The fiscal regime "Free Hryvnia" requires revision due to weaknesses in the registry and tax mechanisms
The Verkhovna Rada Committee on Digital Transformation reviewed bill No. 15009 on the introduction of a special fiscal regime "Free Hryvnia" and concluded that the document requires significant revision due to a number of legal and technical inaccuracies.
As reported by the "Judicial and Legal Newspaper", the bill proposes to supplement the Tax Code of Ukraine with a new special regime featuring voluntary participation, automated tax administration, and the use of special accounts. According to the authors, the new tax model envisages the actual replacement of classical tax administration with an automatic fiscal contribution levied on the balances of funds in accounts.
It is also envisaged that participants in the regime will voluntarily open special "Free Hryvnia" accounts, from which an automated fiscal contribution of 1% to 3% of the account balance will be automatically debited monthly.
Within the proposed model, a participant in the regime will be considered to have fulfilled tax obligations on profit tax, VAT, personal income tax, and military levy for operations carried out within the system.
Joining the regime will be possible for legal entities — residents and non-residents, individual entrepreneurs, and individuals.
Gaps in the regulation of the registry
One of the main problems pointed out by the Committee on Digital Transformation is the lack of proper legal regulation of the Registry of participants in the special tax regime. It is noted that the bill provides for the creation of a new state registry but does not define its key parameters — purpose, administrator, source of information, procedure for maintenance, and data protection.
At the same time, the Committee refers to the Law of Ukraine "On Public Electronic Registries," which already establishes comprehensive requirements for such systems. This law stipulates that the creation of registries is possible only under clear legislative regulation of their structure and functioning.

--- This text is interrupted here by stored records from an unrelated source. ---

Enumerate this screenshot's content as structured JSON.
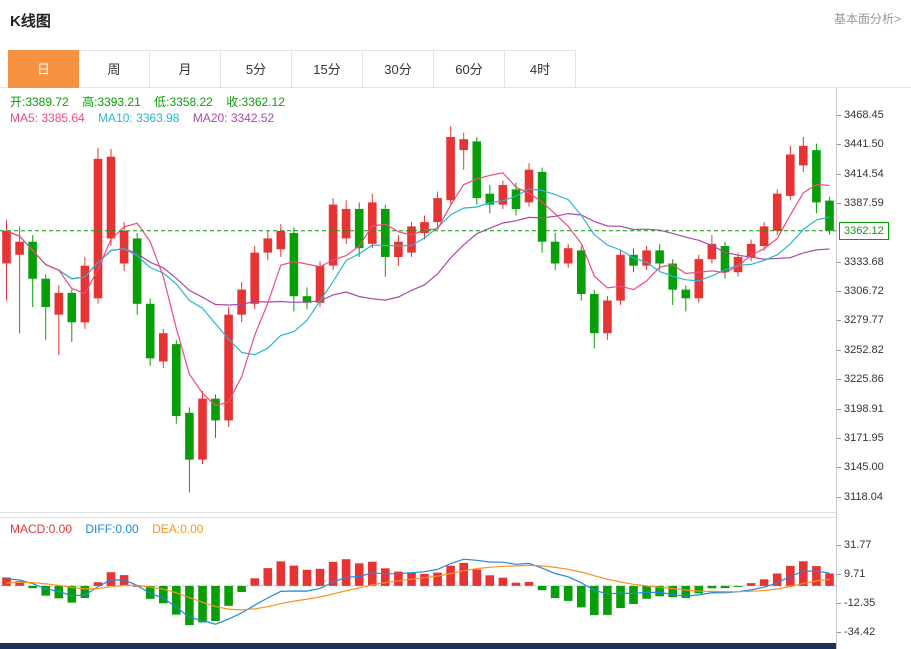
{
  "header": {
    "title": "K线图",
    "link": "基本面分析>"
  },
  "tabs": [
    {
      "label": "日",
      "active": true
    },
    {
      "label": "周",
      "active": false
    },
    {
      "label": "月",
      "active": false
    },
    {
      "label": "5分",
      "active": false
    },
    {
      "label": "15分",
      "active": false
    },
    {
      "label": "30分",
      "active": false
    },
    {
      "label": "60分",
      "active": false
    },
    {
      "label": "4时",
      "active": false
    }
  ],
  "legend": {
    "ohlc_items": [
      "开:3389.72",
      "高:3393.21",
      "低:3358.22",
      "收:3362.12"
    ],
    "ma_items": [
      "MA5: 3385.64",
      "MA10: 3363.98",
      "MA20: 3342.52"
    ]
  },
  "macd_legend_items": [
    "MACD:0.00",
    "DIFF:0.00",
    "DEA:0.00"
  ],
  "colors": {
    "accent": "#f79240",
    "up": "#e63434",
    "down": "#089e08",
    "ma5": "#ef4a7b",
    "ma10": "#28b5d0",
    "ma20": "#aa49aa",
    "diff": "#1e88e5",
    "dea": "#ff8f1f",
    "price_line": "#089e08",
    "footer": "#1b3256",
    "axis_text": "#333333"
  },
  "chart_data": {
    "type": "candlestick",
    "title": "K线图",
    "interval": "日",
    "legend_position": "top-left",
    "grid": false,
    "main": {
      "y_ticks": [
        "3468.45",
        "3441.50",
        "3414.54",
        "3387.59",
        "3333.68",
        "3306.72",
        "3279.77",
        "3252.82",
        "3225.86",
        "3198.91",
        "3171.95",
        "3145.00",
        "3118.04"
      ],
      "y_range": [
        3104,
        3493
      ],
      "current_price": "3362.12",
      "ohlc": {
        "open": 3389.72,
        "high": 3393.21,
        "low": 3358.22,
        "close": 3362.12
      },
      "ma": {
        "MA5": 3385.64,
        "MA10": 3363.98,
        "MA20": 3342.52
      },
      "ma_periods": [
        5,
        10,
        20
      ],
      "candles": [
        [
          3332,
          3372,
          3298,
          3362
        ],
        [
          3340,
          3366,
          3268,
          3352
        ],
        [
          3352,
          3358,
          3292,
          3318
        ],
        [
          3318,
          3322,
          3262,
          3292
        ],
        [
          3285,
          3312,
          3248,
          3305
        ],
        [
          3305,
          3308,
          3260,
          3278
        ],
        [
          3278,
          3338,
          3272,
          3330
        ],
        [
          3300,
          3438,
          3295,
          3428
        ],
        [
          3355,
          3437,
          3348,
          3430
        ],
        [
          3332,
          3370,
          3325,
          3362
        ],
        [
          3355,
          3360,
          3285,
          3295
        ],
        [
          3295,
          3300,
          3238,
          3245
        ],
        [
          3242,
          3272,
          3236,
          3268
        ],
        [
          3258,
          3262,
          3185,
          3192
        ],
        [
          3195,
          3200,
          3122,
          3152
        ],
        [
          3152,
          3215,
          3148,
          3208
        ],
        [
          3208,
          3212,
          3172,
          3188
        ],
        [
          3188,
          3292,
          3182,
          3285
        ],
        [
          3285,
          3315,
          3278,
          3308
        ],
        [
          3295,
          3348,
          3290,
          3342
        ],
        [
          3342,
          3362,
          3335,
          3355
        ],
        [
          3345,
          3368,
          3338,
          3362
        ],
        [
          3360,
          3365,
          3288,
          3302
        ],
        [
          3302,
          3310,
          3290,
          3296
        ],
        [
          3296,
          3334,
          3292,
          3330
        ],
        [
          3330,
          3392,
          3326,
          3386
        ],
        [
          3355,
          3390,
          3350,
          3382
        ],
        [
          3382,
          3388,
          3338,
          3346
        ],
        [
          3350,
          3396,
          3346,
          3388
        ],
        [
          3382,
          3386,
          3320,
          3338
        ],
        [
          3338,
          3358,
          3330,
          3352
        ],
        [
          3342,
          3370,
          3338,
          3366
        ],
        [
          3360,
          3376,
          3354,
          3370
        ],
        [
          3370,
          3398,
          3364,
          3392
        ],
        [
          3390,
          3458,
          3385,
          3448
        ],
        [
          3436,
          3452,
          3418,
          3446
        ],
        [
          3444,
          3448,
          3386,
          3392
        ],
        [
          3396,
          3404,
          3378,
          3386
        ],
        [
          3386,
          3408,
          3382,
          3404
        ],
        [
          3400,
          3406,
          3376,
          3382
        ],
        [
          3388,
          3424,
          3384,
          3418
        ],
        [
          3416,
          3420,
          3342,
          3352
        ],
        [
          3352,
          3360,
          3326,
          3332
        ],
        [
          3332,
          3350,
          3328,
          3346
        ],
        [
          3344,
          3348,
          3298,
          3304
        ],
        [
          3304,
          3308,
          3254,
          3268
        ],
        [
          3268,
          3302,
          3262,
          3298
        ],
        [
          3298,
          3344,
          3294,
          3340
        ],
        [
          3340,
          3346,
          3324,
          3330
        ],
        [
          3330,
          3348,
          3326,
          3344
        ],
        [
          3344,
          3350,
          3326,
          3332
        ],
        [
          3332,
          3336,
          3294,
          3308
        ],
        [
          3308,
          3312,
          3288,
          3300
        ],
        [
          3300,
          3340,
          3296,
          3336
        ],
        [
          3336,
          3358,
          3332,
          3350
        ],
        [
          3348,
          3352,
          3318,
          3324
        ],
        [
          3324,
          3342,
          3320,
          3338
        ],
        [
          3338,
          3354,
          3334,
          3350
        ],
        [
          3348,
          3370,
          3344,
          3366
        ],
        [
          3362,
          3400,
          3358,
          3396
        ],
        [
          3394,
          3440,
          3390,
          3432
        ],
        [
          3422,
          3448,
          3416,
          3440
        ],
        [
          3436,
          3442,
          3378,
          3388
        ],
        [
          3389.72,
          3393.21,
          3358.22,
          3362.12
        ]
      ]
    },
    "macd": {
      "y_ticks": [
        "31.77",
        "9.71",
        "-12.35",
        "-34.42"
      ],
      "y_range": [
        -43,
        52
      ],
      "values": {
        "MACD": 0.0,
        "DIFF": 0.0,
        "DEA": 0.0
      }
    }
  }
}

Thus, in its current form, the draft does not ensure full compliance with the Law of Ukraine "On Public Electronic Registries."
The Committee also drew attention to terminological inconsistencies in the text of the document. Different provisions use the terms "automated electronic registries" and "registries," which, according to deputies, may create legal uncertainty during practical application of the norms.
The Committee proposes to unify the terminology and use exclusively the term "public electronic registry" in all cases according to current legislation.
The exit payment in "Free Hryvnia" requires clarification due to unclear application logic
Another significant remark concerns the new Article 321-1 of the Tax Code, which introduces the concept of "exit payment."
The bill provides that the exit payment is defined as a one-time fiscal payment levied when cash is withdrawn from a participant's special account in the "Free Hryvnia" special tax regime or when funds are transferred in cases provided by the Code. The entire proposed Article 321-1 details the cases when this payment applies, specifically cash withdrawals from the special account and transfers from the special account to other accounts not included in the "Free Hryvnia" regime.
It is noted that when funds are transferred to an account subject to the general taxation regime, the exit payment is not levied. However, the conclusion states that the proposed norm is formulated insufficiently clearly and does not allow unambiguous determination of its application logic.
In this regard, the Committee proposed to revise Article 321-1 of the Tax Code of Ukraine in a new edition, defining the concept of "exit payment" and the procedure for its collection. According to the Committee's proposal, the exit payment is a one-time fiscal payment levied when cash is withdrawn from a participant's special account in the "Free Hryvnia" regime or when funds are transferred from the special account in cases provided by the Code.
The proposed revision also defines the cases when the exit payment is due, including cash withdrawals from the special account, transfers to another own account that is not special within the regime, and transfers to accounts of other individuals or legal entities.
Additionally, it is provided that the size of the exit payment is established by law as a percentage of the amount of the respective operation, and during the pilot project period, the rate is determined by the Cabinet of Ministers of Ukraine. The exit payment is defined as a compensatory fiscal payment related to the termination of the participation of funds in the special regime and is not a tax on income, profit, or other operations.
Despite supporting the idea of creating an alternative tax regime, the Committee emphasized the need for comprehensive revision of the bill.
In particular, the document requires alignment with legislation on public electronic registries, unification of terminology, and clear definition of financial mechanisms. Following the review, the Committee on Digital Transformation recommended that the relevant Committee on Finance, Tax, and Customs Policy take into account the expressed remarks during further consideration.